Глаза отца стали тусклыми. Он отвел взгляд и коснулся лба. Пальцы, скользнув вниз, пробежали по лацканам пиджака и скрылись в пустом кармане. Как у профессора математики, стоявшего у доски. Броль Михаил Исаакович, чем-то похожий на брата Гену. Нет, она подумала, не на брата. На моего отца.

– Мать успела уйти, потому что догадалась. На ее руках были внуки, Сонины дети. Соня отправила на лето из Ленинграда. Я всегда боялся, когда ты уезжала в лагерь, и теперь боюсь, за Таточку... Она и отцу предлагала, просила, но он не хотел бросать мельницу, боялся, что без него сожгут...

– Немцы? – она перебила.

– Не знаю, – отец снова сморщился и покачал головой. – Какая разница! Немцы. Не немцы. Может, и не немцы...

– И что? Сожгли?

– Нет. Не знаю. А потом всех собрали и вывели за город...

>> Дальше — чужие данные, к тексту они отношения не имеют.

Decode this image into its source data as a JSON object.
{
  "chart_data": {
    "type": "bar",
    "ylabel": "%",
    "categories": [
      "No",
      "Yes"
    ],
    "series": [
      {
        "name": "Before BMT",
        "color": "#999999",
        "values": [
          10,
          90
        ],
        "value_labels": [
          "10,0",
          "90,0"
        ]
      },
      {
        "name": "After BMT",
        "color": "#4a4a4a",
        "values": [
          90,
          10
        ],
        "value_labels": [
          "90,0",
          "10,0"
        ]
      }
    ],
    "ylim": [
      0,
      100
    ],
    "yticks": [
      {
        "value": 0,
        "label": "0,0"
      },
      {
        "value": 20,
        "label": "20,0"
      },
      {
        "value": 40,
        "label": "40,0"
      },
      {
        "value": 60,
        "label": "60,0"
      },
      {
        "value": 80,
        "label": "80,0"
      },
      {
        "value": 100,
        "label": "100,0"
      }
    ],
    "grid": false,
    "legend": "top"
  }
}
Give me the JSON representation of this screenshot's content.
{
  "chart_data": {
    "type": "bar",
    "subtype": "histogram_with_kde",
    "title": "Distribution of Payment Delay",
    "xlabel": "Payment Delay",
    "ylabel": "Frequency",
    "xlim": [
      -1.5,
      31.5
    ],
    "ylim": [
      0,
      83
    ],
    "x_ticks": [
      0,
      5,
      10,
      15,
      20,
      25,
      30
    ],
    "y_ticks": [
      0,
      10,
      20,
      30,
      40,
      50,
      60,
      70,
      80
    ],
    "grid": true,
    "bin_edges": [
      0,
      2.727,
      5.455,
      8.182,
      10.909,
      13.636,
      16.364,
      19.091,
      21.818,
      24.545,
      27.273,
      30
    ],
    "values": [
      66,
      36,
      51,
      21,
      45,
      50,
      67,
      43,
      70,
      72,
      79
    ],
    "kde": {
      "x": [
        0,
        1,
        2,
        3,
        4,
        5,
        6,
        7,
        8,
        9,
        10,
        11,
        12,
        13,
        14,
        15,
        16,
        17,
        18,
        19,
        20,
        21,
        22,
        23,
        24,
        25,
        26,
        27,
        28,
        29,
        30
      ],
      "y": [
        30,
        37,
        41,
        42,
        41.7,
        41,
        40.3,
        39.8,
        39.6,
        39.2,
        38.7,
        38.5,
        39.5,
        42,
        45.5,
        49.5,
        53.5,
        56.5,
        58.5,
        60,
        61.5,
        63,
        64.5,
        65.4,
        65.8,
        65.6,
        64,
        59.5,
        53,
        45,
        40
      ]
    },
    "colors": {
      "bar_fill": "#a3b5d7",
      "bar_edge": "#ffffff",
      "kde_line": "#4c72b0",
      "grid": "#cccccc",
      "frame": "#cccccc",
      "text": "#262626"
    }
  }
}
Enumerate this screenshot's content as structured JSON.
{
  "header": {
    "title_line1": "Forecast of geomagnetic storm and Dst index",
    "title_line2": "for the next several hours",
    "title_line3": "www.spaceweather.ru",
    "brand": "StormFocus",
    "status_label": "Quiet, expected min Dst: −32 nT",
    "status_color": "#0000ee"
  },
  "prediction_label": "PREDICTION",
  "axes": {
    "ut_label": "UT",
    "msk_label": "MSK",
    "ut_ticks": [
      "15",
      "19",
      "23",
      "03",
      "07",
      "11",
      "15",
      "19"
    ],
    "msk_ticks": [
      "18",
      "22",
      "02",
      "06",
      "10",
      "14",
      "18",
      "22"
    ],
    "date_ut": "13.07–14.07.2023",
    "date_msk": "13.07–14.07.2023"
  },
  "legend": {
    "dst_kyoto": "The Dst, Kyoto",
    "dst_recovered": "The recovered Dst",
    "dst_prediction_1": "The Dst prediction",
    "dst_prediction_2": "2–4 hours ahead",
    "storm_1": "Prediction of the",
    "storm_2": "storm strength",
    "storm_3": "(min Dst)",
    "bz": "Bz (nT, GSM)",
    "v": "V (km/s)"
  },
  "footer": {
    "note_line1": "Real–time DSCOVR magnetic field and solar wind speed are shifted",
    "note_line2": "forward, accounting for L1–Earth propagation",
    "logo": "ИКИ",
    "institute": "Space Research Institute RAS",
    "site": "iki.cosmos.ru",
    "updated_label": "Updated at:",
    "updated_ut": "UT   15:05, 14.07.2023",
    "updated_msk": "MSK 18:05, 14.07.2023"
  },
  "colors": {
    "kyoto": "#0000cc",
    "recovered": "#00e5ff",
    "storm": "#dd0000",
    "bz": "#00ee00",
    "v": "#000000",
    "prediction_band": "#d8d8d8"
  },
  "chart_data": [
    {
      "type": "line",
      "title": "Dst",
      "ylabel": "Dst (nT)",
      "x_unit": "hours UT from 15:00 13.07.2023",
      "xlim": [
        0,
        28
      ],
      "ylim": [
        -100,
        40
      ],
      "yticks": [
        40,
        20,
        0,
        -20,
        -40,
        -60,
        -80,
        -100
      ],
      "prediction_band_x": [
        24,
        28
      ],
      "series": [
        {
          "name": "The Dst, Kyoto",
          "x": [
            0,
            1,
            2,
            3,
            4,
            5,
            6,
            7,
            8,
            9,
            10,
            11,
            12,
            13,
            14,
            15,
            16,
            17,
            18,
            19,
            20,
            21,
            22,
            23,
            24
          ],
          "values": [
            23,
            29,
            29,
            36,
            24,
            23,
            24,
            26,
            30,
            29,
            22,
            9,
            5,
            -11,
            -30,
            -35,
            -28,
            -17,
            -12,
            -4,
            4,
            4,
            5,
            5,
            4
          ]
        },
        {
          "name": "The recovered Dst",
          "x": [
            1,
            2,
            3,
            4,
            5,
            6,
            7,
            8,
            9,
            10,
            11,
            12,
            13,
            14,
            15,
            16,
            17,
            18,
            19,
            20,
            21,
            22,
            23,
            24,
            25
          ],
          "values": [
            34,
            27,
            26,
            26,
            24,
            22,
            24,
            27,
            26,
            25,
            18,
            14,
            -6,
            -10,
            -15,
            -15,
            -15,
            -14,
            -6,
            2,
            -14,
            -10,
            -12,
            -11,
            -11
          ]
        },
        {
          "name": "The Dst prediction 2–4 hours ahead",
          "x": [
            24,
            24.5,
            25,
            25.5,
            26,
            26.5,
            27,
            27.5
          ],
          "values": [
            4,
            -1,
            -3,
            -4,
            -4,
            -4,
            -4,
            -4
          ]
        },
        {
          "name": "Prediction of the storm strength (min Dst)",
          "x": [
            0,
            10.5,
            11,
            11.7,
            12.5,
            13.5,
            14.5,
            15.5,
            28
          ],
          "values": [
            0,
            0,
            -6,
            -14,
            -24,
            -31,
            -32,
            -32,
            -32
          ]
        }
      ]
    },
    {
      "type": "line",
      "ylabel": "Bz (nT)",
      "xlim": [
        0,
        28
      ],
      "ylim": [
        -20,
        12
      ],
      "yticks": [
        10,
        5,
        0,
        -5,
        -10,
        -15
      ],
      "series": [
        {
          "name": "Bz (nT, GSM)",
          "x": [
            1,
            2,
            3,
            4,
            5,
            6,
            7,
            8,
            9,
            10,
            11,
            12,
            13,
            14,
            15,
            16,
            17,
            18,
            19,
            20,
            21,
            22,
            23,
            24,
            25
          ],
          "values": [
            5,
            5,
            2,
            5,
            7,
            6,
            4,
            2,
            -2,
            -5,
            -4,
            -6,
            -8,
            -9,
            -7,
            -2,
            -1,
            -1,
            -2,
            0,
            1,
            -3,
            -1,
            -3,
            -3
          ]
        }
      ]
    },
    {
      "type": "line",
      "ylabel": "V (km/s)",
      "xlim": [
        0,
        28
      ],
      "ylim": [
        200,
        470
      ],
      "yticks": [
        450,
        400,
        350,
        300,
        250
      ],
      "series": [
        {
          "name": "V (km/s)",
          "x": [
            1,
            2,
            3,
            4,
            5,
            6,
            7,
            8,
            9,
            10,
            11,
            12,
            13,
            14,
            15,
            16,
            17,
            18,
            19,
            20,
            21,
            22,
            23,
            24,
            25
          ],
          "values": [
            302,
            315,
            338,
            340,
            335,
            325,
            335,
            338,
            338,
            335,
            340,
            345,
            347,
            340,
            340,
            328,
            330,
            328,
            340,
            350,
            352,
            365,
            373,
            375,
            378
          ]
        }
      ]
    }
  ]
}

Пальцы побежали обратно: по лацкану, до самого лба... Отцовские глаза смотрели куда-то вглубь, как будто жили отдельно от тела. Как будто тоже видели это: калитки, пустая улица, слепые дома.

Те, кого он помнил всегда, шли с пустыми руками. Их никто не обманывал: сказали, ведут на смерть. Маша смотрела и видела их руки: пальцы, бегущие по лацканам пиджаков. Их пальцы надеялись укрыться в пустых карманах, вздрагивали, шевелясь на ходу. Пыль, поднятая тяжелыми башмаками, оседала на коже. Темные фигуры колыхались в белом мареве, становясь мнимыми математическими величинами...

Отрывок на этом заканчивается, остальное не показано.